Reardon, who spent a decade in leadership positions at DPR prior to shifting to the private sector, said environmental justice tours are well established, serving as educational opportunities for state and federal officials alike. But the events have always been in collaboration with farm groups and agricultural commissioners, and open to the public.

Another “troubling component,” he explained, is the governor’s office has struck an agreement with the Legislature to raise the mill fee 30%, after years of battling with the industry to do so. The additional revenue will, in part, drive the administration’s sustainable pest management agenda, which seeks to eliminate the use of certain controversial pesticides by 2050.

“Now that's going to be funded, and this is what they do for outreach?” said Reardon. “If this is future of SPM, we're going to have huge issues.”

Echoing the coalition, the California Agricultural Commissioners and Sealers Association stressed that its members enforce the most stringent regulations in the country and “local community members should feel confident they are being protected.” In a statement to Agri-Pulse, CACASA Executive Director Lindsey Carter cited the air monitoring statistics as well as other DPR reports demonstrating nearly all fruits and vegetables are free of illegal pesticide residues and that pesticide use steadily declined over the last decade.

“It’s unfortunate the very agency charged with ensuring California farms are safe would imply they are toxic,” said Carter. “This terminology is inaccurate and sends a mixed message to local communities.”

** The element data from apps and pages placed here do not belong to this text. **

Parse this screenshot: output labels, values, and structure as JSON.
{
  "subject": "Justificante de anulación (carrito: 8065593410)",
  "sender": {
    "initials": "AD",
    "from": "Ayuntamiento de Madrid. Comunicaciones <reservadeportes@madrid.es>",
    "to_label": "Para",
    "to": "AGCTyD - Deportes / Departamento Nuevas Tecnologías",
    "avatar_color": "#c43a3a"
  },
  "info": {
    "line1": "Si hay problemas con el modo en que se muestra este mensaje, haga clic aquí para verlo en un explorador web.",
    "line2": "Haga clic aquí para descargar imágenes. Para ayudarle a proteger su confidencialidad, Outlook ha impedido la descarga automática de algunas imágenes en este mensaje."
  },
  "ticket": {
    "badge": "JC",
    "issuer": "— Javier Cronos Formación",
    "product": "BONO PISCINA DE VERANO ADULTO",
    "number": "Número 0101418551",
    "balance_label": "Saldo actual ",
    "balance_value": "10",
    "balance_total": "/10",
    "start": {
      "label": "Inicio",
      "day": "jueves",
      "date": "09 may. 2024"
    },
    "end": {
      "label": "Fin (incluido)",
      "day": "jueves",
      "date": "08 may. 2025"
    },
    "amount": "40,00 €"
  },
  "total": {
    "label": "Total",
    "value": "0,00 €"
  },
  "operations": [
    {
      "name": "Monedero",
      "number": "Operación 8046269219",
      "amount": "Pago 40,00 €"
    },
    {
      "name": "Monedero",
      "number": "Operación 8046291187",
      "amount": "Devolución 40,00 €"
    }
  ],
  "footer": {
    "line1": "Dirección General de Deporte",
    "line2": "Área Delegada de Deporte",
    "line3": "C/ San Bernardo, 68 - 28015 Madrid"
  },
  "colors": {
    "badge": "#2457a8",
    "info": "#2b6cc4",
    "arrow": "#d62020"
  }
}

When Agri-Pulse pressed DPR with the concerns, a spokesperson issued a statement distancing the department from the toxic tour, saying local high school students organized the meeting with the help of the farmworker advocacy group CAUSE. According to DPR, the purpose was to gather community input and directly connect with the public. The department planned to temper the rhetoric by educating the audience on its regulatory role and explain the importance of pest management, its scientific review process and enforcement laws.

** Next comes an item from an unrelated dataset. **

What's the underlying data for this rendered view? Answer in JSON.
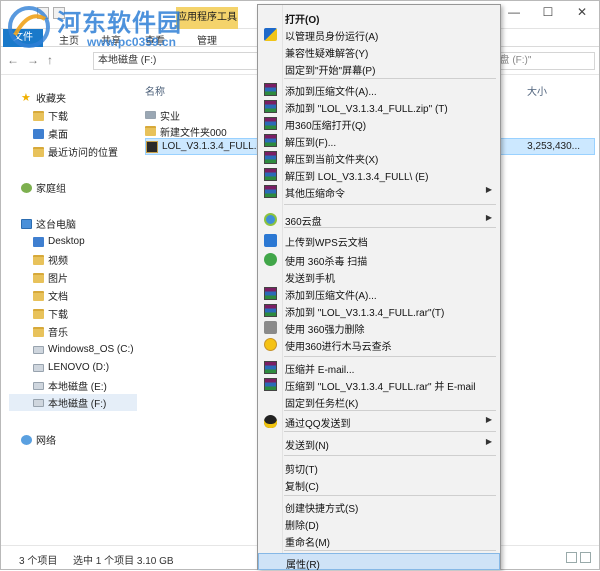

According to the statement, “DPR engages throughout the year with different stakeholder groups — including agricultural groups, pest control advisors, environmental groups, community-based organizations and others — to inform policies and action. We seek — as part of our long-term strategic goals — to expand regular, transparent, and meaningful access to the department.”

maureen mcguireMaureen McGuire, Ventura County Farm Bureau 

McGuire was disappointed DPR’s statement did not directly disavow the label of toxic tour.

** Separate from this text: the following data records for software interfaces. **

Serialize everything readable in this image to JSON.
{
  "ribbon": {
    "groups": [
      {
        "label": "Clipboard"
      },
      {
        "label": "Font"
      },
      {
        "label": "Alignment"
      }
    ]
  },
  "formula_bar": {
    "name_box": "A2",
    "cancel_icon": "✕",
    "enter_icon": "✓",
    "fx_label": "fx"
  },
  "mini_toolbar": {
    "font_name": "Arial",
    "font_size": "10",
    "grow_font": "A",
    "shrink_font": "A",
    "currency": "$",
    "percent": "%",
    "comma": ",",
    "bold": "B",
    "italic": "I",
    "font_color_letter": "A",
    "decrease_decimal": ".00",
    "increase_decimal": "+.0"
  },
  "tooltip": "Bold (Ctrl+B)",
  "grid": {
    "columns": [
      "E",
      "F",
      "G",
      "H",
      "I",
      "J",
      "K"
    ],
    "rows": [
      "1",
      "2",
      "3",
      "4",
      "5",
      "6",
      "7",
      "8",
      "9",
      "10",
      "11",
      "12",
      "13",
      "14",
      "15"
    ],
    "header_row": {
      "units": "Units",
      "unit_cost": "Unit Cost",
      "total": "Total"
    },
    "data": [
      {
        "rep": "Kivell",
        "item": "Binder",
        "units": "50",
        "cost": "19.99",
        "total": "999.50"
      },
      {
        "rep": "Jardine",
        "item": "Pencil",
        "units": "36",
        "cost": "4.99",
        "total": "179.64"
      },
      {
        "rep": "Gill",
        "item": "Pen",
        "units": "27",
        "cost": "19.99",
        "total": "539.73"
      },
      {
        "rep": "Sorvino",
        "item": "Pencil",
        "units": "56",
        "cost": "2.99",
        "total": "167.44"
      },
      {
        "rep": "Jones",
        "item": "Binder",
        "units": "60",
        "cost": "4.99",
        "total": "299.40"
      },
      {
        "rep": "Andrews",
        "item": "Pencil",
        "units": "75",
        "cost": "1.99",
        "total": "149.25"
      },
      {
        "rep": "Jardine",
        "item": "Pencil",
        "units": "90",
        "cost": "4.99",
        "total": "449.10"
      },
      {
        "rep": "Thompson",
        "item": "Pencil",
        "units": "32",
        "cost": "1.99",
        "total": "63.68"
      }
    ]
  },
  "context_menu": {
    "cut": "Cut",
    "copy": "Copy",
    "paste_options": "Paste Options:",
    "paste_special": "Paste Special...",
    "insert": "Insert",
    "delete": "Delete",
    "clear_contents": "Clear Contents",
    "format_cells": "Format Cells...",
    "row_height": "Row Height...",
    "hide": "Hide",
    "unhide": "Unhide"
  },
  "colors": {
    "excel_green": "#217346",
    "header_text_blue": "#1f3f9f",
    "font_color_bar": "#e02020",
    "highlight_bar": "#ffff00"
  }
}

Michelle Ambriz has been hearing grower frustrations as well. A policy advocate at CAUSE, Ambriz admitted to Agri-Pulse the name Toxic Tour “sounds pretty loaded.” Previous iterations were simply environmental justice tours, but the severity of the issue has made the word toxic “pretty fitting” for this year’s event.

“Our goal with this isn't to paint agriculture in a bad way or to trespass,” she explained. “We just want to bring awareness to the issue here in Santa Maria.”

According to Ambriz, DPR contacted the group and was excited to work with them on an outreach event after partnering on a similar tour in Monterey County with the environmental group Californians for Pesticide Reform.

CAUSE intended to draw awareness of pesticide issues to local youths and to “help people to be able to better protect themselves.” The theme, she said, centers on the state prioritizing profits over people, with harmful pesticides sprayed near schools and low-income Latino neighborhoods.

“Why is our community a sacrifice zone?” she said.

Ambriz reasoned that the risk of pesticide exposure to workers and communities intersects with the group’s proposal to boost the minimum wage, since farmworkers are putting themselves at risk and face strenuous working conditions and discrimination on the job.

DPR told Agri-Pulse after the event that it provided an "opportunity to meet with, hear perspectives from and share information about our work with students and community members as part of our broad stakeholder engagement."